Outra pergunta: será que os juízes de primeiro grau teriam a mesma complacência acaso comentassem na imprensa, com tanta liberalidade, como o senhor faz, em casos de colegas do Supremo?

Penso que não, pois nós do primeiro grau somos olhados de cima pra baixo como se diz e tratados como fôssemos culpados em simples inspeções feitas, sem que se leve em consideração a estrutura que dispomos.

Falando em estrutura, o CNJ corretamente normatizou que nós do primeiro grau devemos ser priorizados e Vossa Excelência no TSE expediu uma portaria que pode vir a extinguir quase metade das Zonas Eleitorais de todo o Brasil, sem que se mexesse em nada nos Tribunais, em especial o Superior da qual Vossa Excelência o preside. 

A indicação dos textos supra é justamente para não fugirmos do assunto em tela, mas ainda nos cabe afirmar que se a extinção combatida, na qual tenho certeza que o STF não deixará se operar, tendo a Anamages (Associação Nacional dos Magistrados Estaduais) já intentando ação nesse sentido, viesse a ocorrer, beneficiaria, justamente, muitos políticos que Vossa Excelência conversa com tanta intimidade. 

E olhe que não sou daqueles juízes radicais que não conversam com políticos, pelo contrário, converso quase que diariamente com muitos e tenho até o dever como Diretor do Fórum da Comarca de Mossoró/RN, representando institucionalmente um dos Poderes, mas lhe asseguro que não tenho intimidade alguma para ligar para nenhum vereador e influenciá-lo a votar em dado projeto, pois se assim procedesse, não tenho nenhuma dúvida, que o Vereador com certeza iria ficar tendente a votar nesse sentido, pois quem não quer agradar um Juiz que um dia pode vir a julgá-lo?

Vou parafrasear nosso colega Lênio Streck. Bingo. Vossa Excelência tem um processo na qual o Senador Aécio Neves é acusado, tendo havido recentemente adiamento de sua oitiva, por decisão monocrática de Vossa Excelência.
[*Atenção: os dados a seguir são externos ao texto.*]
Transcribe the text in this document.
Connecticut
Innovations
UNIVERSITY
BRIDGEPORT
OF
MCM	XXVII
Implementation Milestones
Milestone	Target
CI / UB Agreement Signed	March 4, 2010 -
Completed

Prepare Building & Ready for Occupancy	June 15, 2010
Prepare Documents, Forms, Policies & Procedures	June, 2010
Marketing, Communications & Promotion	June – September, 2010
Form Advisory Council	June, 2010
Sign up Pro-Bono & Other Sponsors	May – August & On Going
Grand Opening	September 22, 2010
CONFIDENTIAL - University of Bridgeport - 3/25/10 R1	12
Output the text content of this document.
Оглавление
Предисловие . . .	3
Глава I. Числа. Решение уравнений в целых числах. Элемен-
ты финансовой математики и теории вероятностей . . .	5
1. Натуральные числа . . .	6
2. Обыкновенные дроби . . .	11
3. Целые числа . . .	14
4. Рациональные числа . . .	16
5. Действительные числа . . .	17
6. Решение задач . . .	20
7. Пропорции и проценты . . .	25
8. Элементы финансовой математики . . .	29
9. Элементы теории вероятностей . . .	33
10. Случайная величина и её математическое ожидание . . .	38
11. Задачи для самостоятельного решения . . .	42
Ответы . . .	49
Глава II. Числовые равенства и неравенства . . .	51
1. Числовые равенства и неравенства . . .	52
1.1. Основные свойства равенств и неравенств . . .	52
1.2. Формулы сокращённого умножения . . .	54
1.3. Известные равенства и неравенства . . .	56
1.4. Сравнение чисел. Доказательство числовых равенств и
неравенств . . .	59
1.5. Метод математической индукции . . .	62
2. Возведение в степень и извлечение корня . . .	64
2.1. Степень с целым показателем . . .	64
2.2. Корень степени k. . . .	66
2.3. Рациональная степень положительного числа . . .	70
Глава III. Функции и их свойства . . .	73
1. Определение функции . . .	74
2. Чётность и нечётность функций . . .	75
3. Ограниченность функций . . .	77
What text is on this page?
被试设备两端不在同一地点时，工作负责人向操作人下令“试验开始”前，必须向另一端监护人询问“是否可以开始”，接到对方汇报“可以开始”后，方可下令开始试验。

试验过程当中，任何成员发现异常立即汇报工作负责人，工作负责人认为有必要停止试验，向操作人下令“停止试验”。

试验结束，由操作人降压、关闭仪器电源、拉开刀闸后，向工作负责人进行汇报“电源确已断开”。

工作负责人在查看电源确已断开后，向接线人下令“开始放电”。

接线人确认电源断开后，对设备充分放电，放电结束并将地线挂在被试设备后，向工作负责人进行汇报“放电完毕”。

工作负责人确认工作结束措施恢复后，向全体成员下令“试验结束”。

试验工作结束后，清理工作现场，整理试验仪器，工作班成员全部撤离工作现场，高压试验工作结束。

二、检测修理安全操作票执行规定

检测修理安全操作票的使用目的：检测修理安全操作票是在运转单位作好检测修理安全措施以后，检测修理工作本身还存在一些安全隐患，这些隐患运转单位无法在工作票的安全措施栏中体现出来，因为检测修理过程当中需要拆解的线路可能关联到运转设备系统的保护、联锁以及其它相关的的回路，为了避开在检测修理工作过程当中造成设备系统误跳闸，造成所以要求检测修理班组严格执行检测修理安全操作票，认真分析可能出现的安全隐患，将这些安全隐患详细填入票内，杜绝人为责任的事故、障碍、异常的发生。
E aí mais uma pergunta: será que se nós, juízes de primeiro grau, estivéssemos julgando processos envolvendo vereadores ou prefeitos e conversássemos com os mesmos, no mesmo grau de intimidade, que Vossa Excelência conversou com o Senador Aécio e Flexa, poderíamos normalmente continuar no processo, sem nenhuma suspeição?

Penso sinceramente e espero que Vossa Excelência não leve para o lado pessoal, que o senhor daria uma daquelas suas declarações que nos motivou ao primeiro texto citado em que o respondi, pois seríamos trucidados, sem direito a qualquer tipo de defesa e no CNJ, no mínimo, seríamos suspensos, quiçá aposentados, além do processo criminal que iríamos responder.

Entretanto, não estou defendendo isso para Vossa Excelência, pelo contrário, não quero prejulgá-lo e uma coisa é certa, e até advogo em seu favor, o senhor sempre defendeu que a maioria dos juízes abusam da autoridade, logo o pedido que o senhor fez ao senador Flexa, a pedido do senador Aécio, era coerente mesmo com suas posições, só não era e não é com seus colegas, que não mereciam ser tratados por Vossa Excelência como criminosos, eis que o senhor sabe que os possíveis excessos já podem ser punidos com a legislação atual, mas insiste em querer que se aprove um projeto, talvez por outros interesses e aí não serei leviano de acusá-lo, mas sim de nos defender, pois nós, os juízes de primeiro grau, base da magistratura brasileira, não têm esse nível de conversa, regra geral, com os políticos.

E não tem por uma coisa muito simples. Cada qual no seu quadrado.

Não faz sentido algum que um integrante da mais alta Corte do Poder Judiciário fique ligando para senadores da República para influir no mérito de sua votação e nesse caso, segundo o senador Aécio, bastava o senhor ligar e sequer precisava explicar muito porque o senador Flexa não iria entender, mas que acompanhasse o Senador Aécio e depois se fazia uns destaques, tudo de “H” como se diz e o senhor concordou com tudo.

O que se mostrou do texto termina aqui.